Como conta Fernando, o Profeta Verde surgiu como uma maneira de despersonalizar a luta pela legalização, “Eu criei o personagem para a Marcha da Maconha mas não é uma coisa minha, pelo contrário, eu acho que é mais no intuito de abrir a questão para que outras pessoas tomem para si o protagonismo na luta, a partir do personagem”.

 

Sobre as chances de ganhar, Silva é realista: “a campanha é feita por voluntariado e doações, estou fazendo isso para ganhar experiência e para divulgar a mensagem e ver o quanto a galera está disposta a embarcar nessa causa com a gente. Acho que temos muitas dificuldades para ganhar sim, mas a candidatura é um caminho para chegar em Brasília, e lá, tentar mudar alguma coisa. Vou precisar da ajuda dos eleitores, dos militantes, e quero traçar estratégias para encontrar as pessoas, a favor e contrárias à legalização também.”

 

Diante do momento político acirrado, o Profeta diz que “o caminho para o debate é a empatia.
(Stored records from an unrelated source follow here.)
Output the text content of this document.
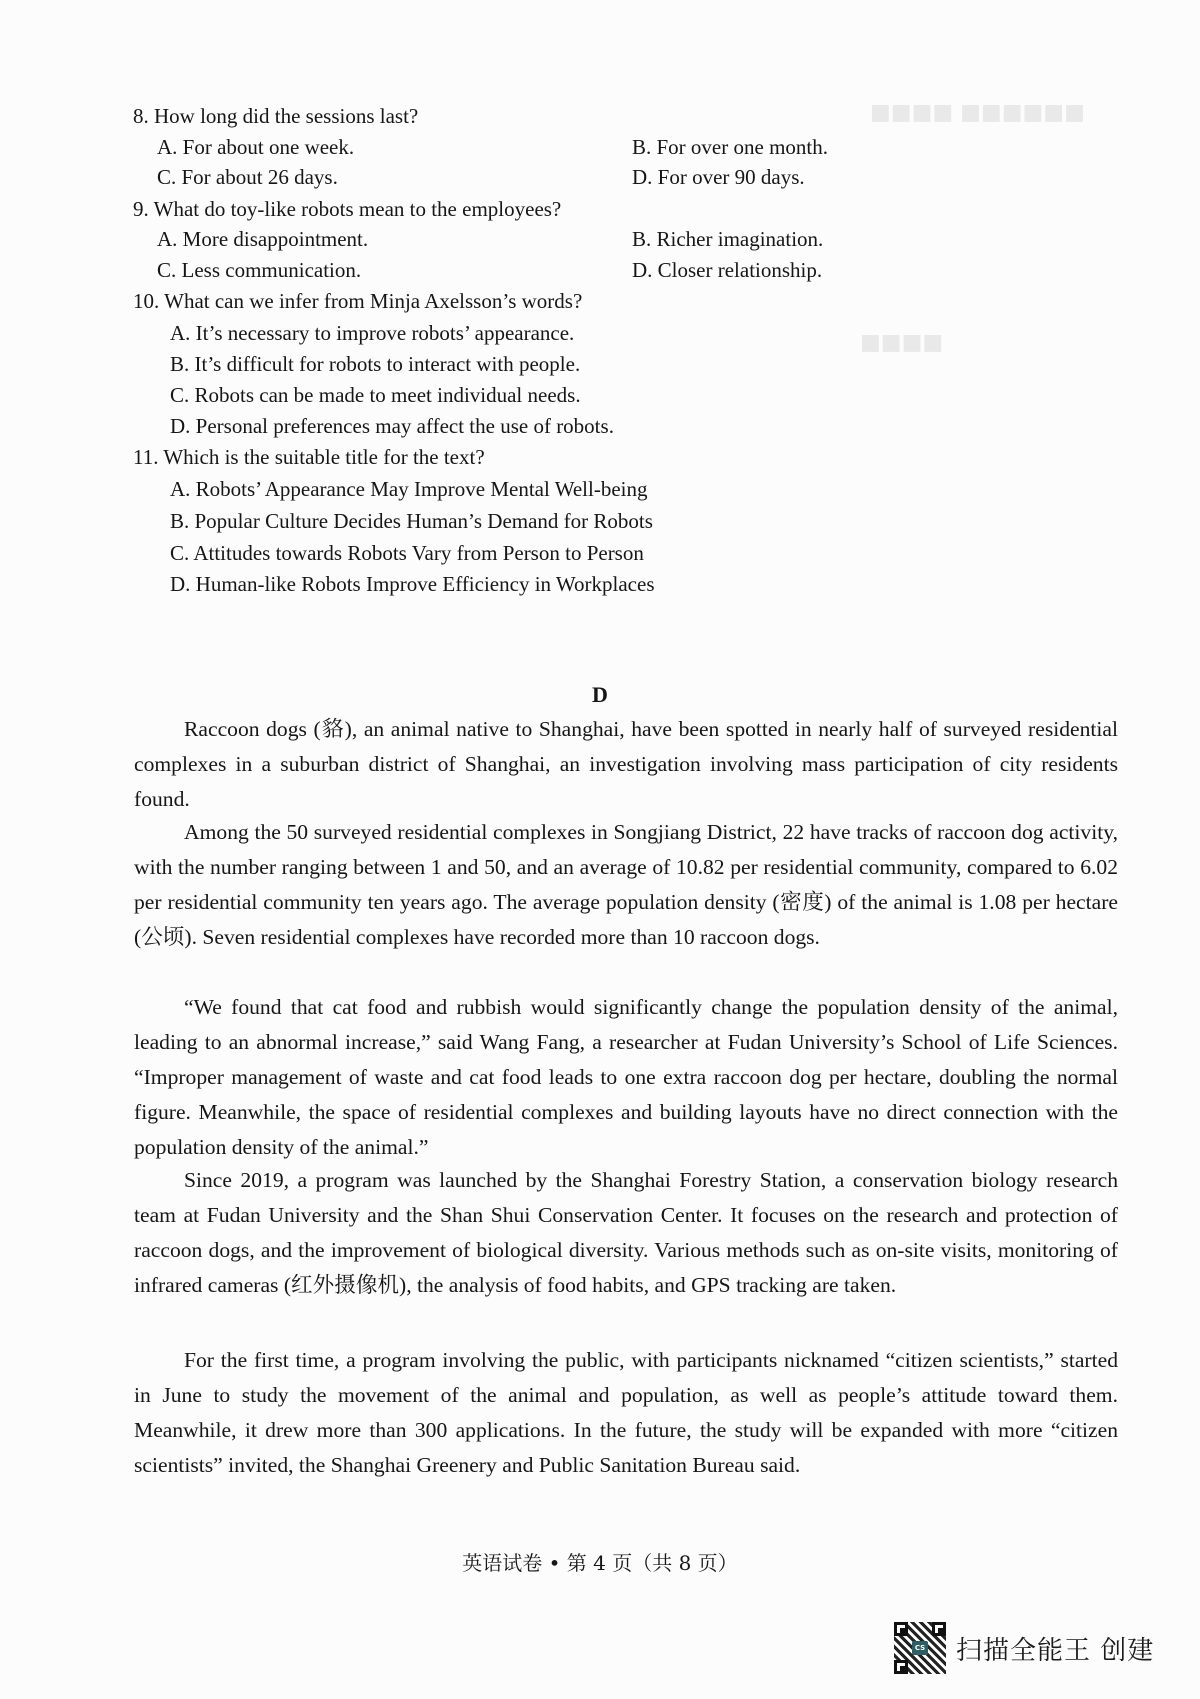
■■■■ ■■■■■■
■■■■
8. How long did the sessions last?
A. For about one week.	B. For over one month.
C. For about 26 days.	D. For over 90 days.
9. What do toy-like robots mean to the employees?
A. More disappointment.	B. Richer imagination.
C. Less communication.	D. Closer relationship.
10. What can we infer from Minja Axelsson’s words?
A. It’s necessary to improve robots’ appearance.
B. It’s difficult for robots to interact with people.
C. Robots can be made to meet individual needs.
D. Personal preferences may affect the use of robots.
11. Which is the suitable title for the text?
A. Robots’ Appearance May Improve Mental Well-being
B. Popular Culture Decides Human’s Demand for Robots
C. Attitudes towards Robots Vary from Person to Person
D. Human-like Robots Improve Efficiency in Workplaces
D

Raccoon dogs (貉), an animal native to Shanghai, have been spotted in nearly half of surveyed residential complexes in a suburban district of Shanghai, an investigation involving mass participation of city residents found.

Among the 50 surveyed residential complexes in Songjiang District, 22 have tracks of raccoon dog activity, with the number ranging between 1 and 50, and an average of 10.82 per residential community, compared to 6.02 per residential community ten years ago. The average population density (密度) of the animal is 1.08 per hectare (公顷). Seven residential complexes have recorded more than 10 raccoon dogs.

“We found that cat food and rubbish would significantly change the population density of the animal, leading to an abnormal increase,” said Wang Fang, a researcher at Fudan University’s School of Life Sciences. “Improper management of waste and cat food leads to one extra raccoon dog per hectare, doubling the normal figure. Meanwhile, the space of residential complexes and building layouts have no direct connection with the population density of the animal.”

Since 2019, a program was launched by the Shanghai Forestry Station, a conservation biology research team at Fudan University and the Shan Shui Conservation Center. It focuses on the research and protection of raccoon dogs, and the improvement of biological diversity. Various methods such as on-site visits, monitoring of infrared cameras (红外摄像机), the analysis of food habits, and GPS tracking are taken.

For the first time, a program involving the public, with participants nicknamed “citizen scientists,” started in June to study the movement of the animal and population, as well as people’s attitude toward them. Meanwhile, it drew more than 300 applications. In the future, the study will be expanded with more “citizen scientists” invited, the Shanghai Greenery and Public Sanitation Bureau said.

英语试卷 • 第 4 页（共 8 页）
CS 扫描全能王 创建
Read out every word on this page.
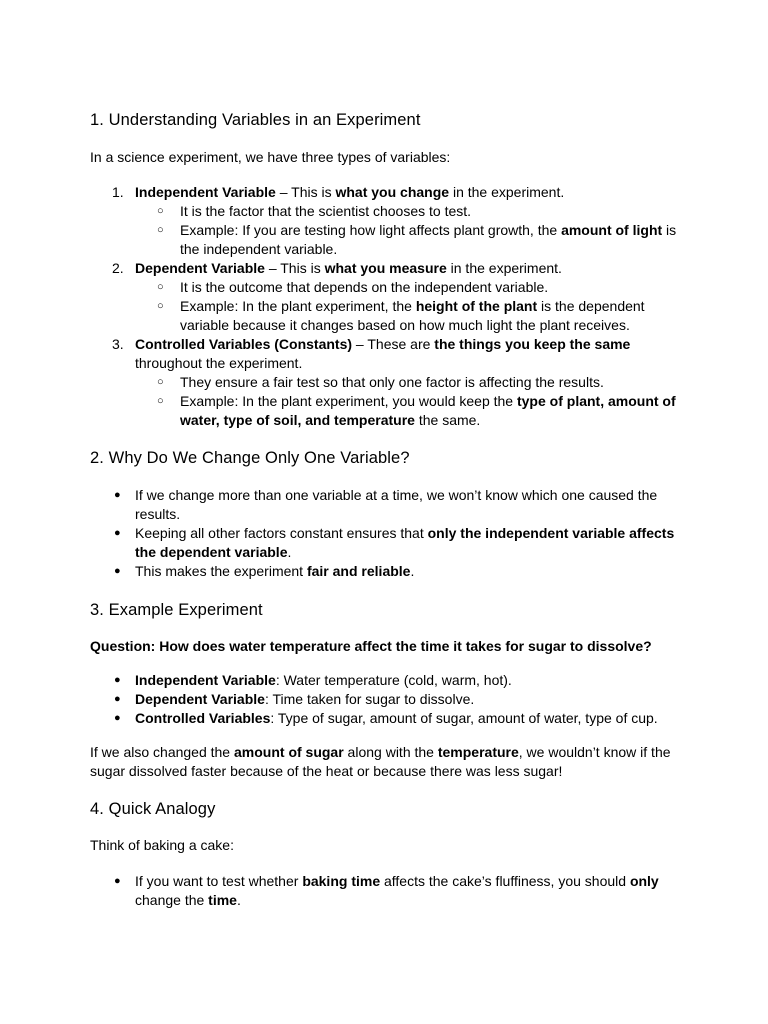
1. Understanding Variables in an Experiment

In a science experiment, we have three types of variables:

1. Independent Variable – This is what you change in the experiment.
○ It is the factor that the scientist chooses to test.
○ Example: If you are testing how light affects plant growth, the amount of light is the independent variable.
2. Dependent Variable – This is what you measure in the experiment.
○ It is the outcome that depends on the independent variable.
○ Example: In the plant experiment, the height of the plant is the dependent variable because it changes based on how much light the plant receives.
3. Controlled Variables (Constants) – These are the things you keep the same throughout the experiment.
○ They ensure a fair test so that only one factor is affecting the results.
○ Example: In the plant experiment, you would keep the type of plant, amount of water, type of soil, and temperature the same.
2. Why Do We Change Only One Variable?
● If we change more than one variable at a time, we won’t know which one caused the results.
● Keeping all other factors constant ensures that only the independent variable affects the dependent variable.
● This makes the experiment fair and reliable.
3. Example Experiment

Question: How does water temperature affect the time it takes for sugar to dissolve?

● Independent Variable: Water temperature (cold, warm, hot).
● Dependent Variable: Time taken for sugar to dissolve.
● Controlled Variables: Type of sugar, amount of sugar, amount of water, type of cup.

If we also changed the amount of sugar along with the temperature, we wouldn’t know if the sugar dissolved faster because of the heat or because there was less sugar!

4. Quick Analogy

Think of baking a cake:

● If you want to test whether baking time affects the cake’s fluffiness, you should only change the time.
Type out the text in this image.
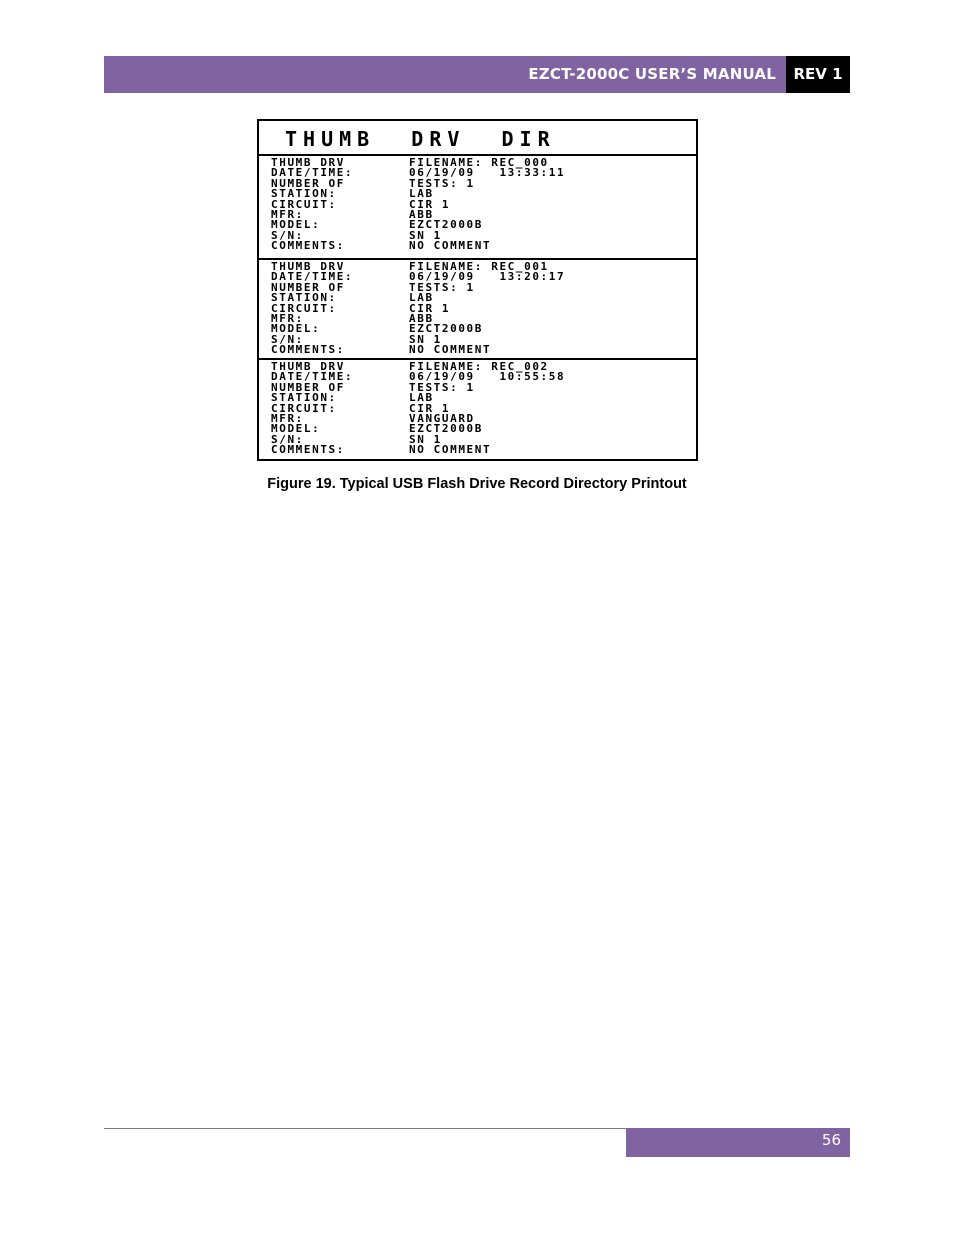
EZCT-2000C USER’S MANUAL	REV 1
THUMB  DRV  DIR
THUMB DRV	FILENAME: REC_000
DATE/TIME:	06/19/09   13:33:11
NUMBER OF	TESTS: 1
STATION:	LAB
CIRCUIT:	CIR 1
MFR:	ABB
MODEL:	EZCT2000B
S/N:	SN 1
COMMENTS:	NO COMMENT
THUMB DRV	FILENAME: REC_001
DATE/TIME:	06/19/09   13:20:17
NUMBER OF	TESTS: 1
STATION:	LAB
CIRCUIT:	CIR 1
MFR:	ABB
MODEL:	EZCT2000B
S/N:	SN 1
COMMENTS:	NO COMMENT
THUMB DRV	FILENAME: REC_002
DATE/TIME:	06/19/09   10:55:58
NUMBER OF	TESTS: 1
STATION:	LAB
CIRCUIT:	CIR 1
MFR:	VANGUARD
MODEL:	EZCT2000B
S/N:	SN 1
COMMENTS:	NO COMMENT
Figure 19. Typical USB Flash Drive Record Directory Printout
56
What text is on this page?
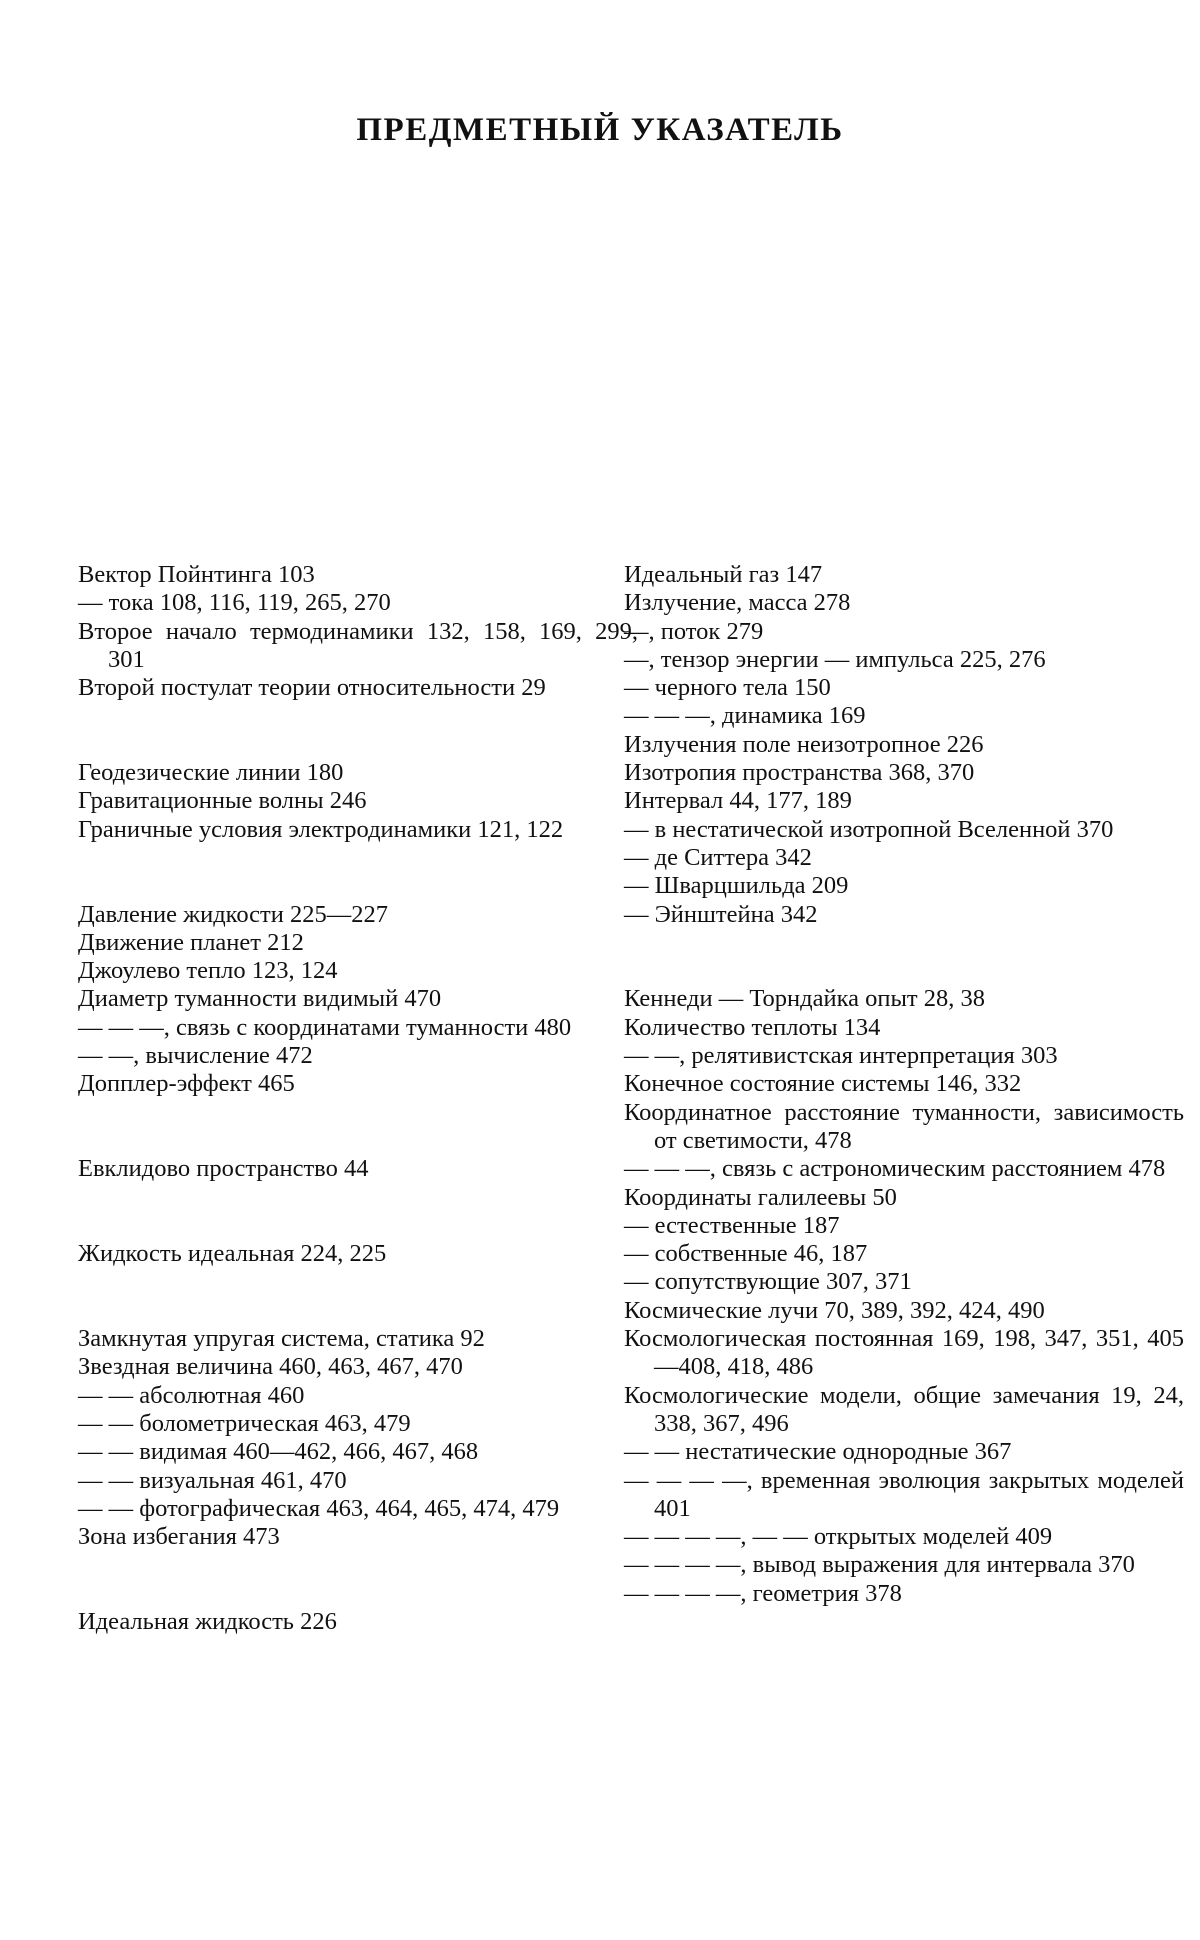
ПРЕДМЕТНЫЙ УКАЗАТЕЛЬ

Вектор Пойнтинга 103

— тока 108, 116, 119, 265, 270

Второе начало термодинамики 132, 158, 169, 299, 301

Второй постулат теории относительности 29

Геодезические линии 180

Гравитационные волны 246

Граничные условия электродинамики 121, 122

Давление жидкости 225—227

Движение планет 212

Джоулево тепло 123, 124

Диаметр туманности видимый 470

— — —, связь с координатами туманности 480

— —, вычисление 472

Допплер-эффект 465

Евклидово пространство 44

Жидкость идеальная 224, 225

Замкнутая упругая система, статика 92

Звездная величина 460, 463, 467, 470

— — абсолютная 460

— — болометрическая 463, 479

— — видимая 460—462, 466, 467, 468

— — визуальная 461, 470

— — фотографическая 463, 464, 465, 474, 479

Зона избегания 473

Идеальная жидкость 226

Идеальный газ 147

Излучение, масса 278

—, поток 279

—, тензор энергии — импульса 225, 276

— черного тела 150

— — —, динамика 169

Излучения поле неизотропное 226

Изотропия пространства 368, 370

Интервал 44, 177, 189

— в нестатической изотропной Вселенной 370

— де Ситтера 342

— Шварцшильда 209

— Эйнштейна 342

Кеннеди — Торндайка опыт 28, 38

Количество теплоты 134

— —, релятивистская интерпретация 303

Конечное состояние системы 146, 332

Координатное расстояние туманности, зависимость от светимости, 478

— — —, связь с астрономическим расстоянием 478

Координаты галилеевы 50

— естественные 187

— собственные 46, 187

— сопутствующие 307, 371

Космические лучи 70, 389, 392, 424, 490

Космологическая постоянная 169, 198, 347, 351, 405—408, 418, 486

Космологические модели, общие замечания 19, 24, 338, 367, 496

— — нестатические однородные 367

— — — —, временная эволюция закрытых моделей 401

— — — —, — — открытых моделей 409

— — — —, вывод выражения для интервала 370

— — — —, геометрия 378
Quando você polariza a questão, fica difícil entender o outro lado, porque as pessoas estão mais preocupadas em falar do que em ouvir, o caminho é a convergência, buscar naquele que pensa diferente de mim um ponto em comum.”

 

Segundo Silva, as maiores dificuldades para abrir uma conversa sobre a maconha são “a falta de informação, a mentalidade conservadora e o medo que os usuários tem de falar sobre isso com quem não é do meio. No Brasil há uma profunda relação moral com a droga que é difícil de tirar das pessoas, e isso acaba prejudicando muito o debate.”

 

Se eleito, o candidato canabista disse que tem propostas para desenvolver na área da saúde pública, assistência social, assim como na segurança pública, buscando um maior diálogo com a polícia e em cultura e educação. “Nenhuma mudança ocorre de forma muito rápida na história da sociedade, nada regride ou avança com muita rapidez, então eu percebi que se não tem ninguém em Brasília lutando por isso, então vou eu mesmo!”

 

Resta saber agora quão pronta a sociedade brasileira está para falar de questões como essa de forma aberta, democrática e politizada.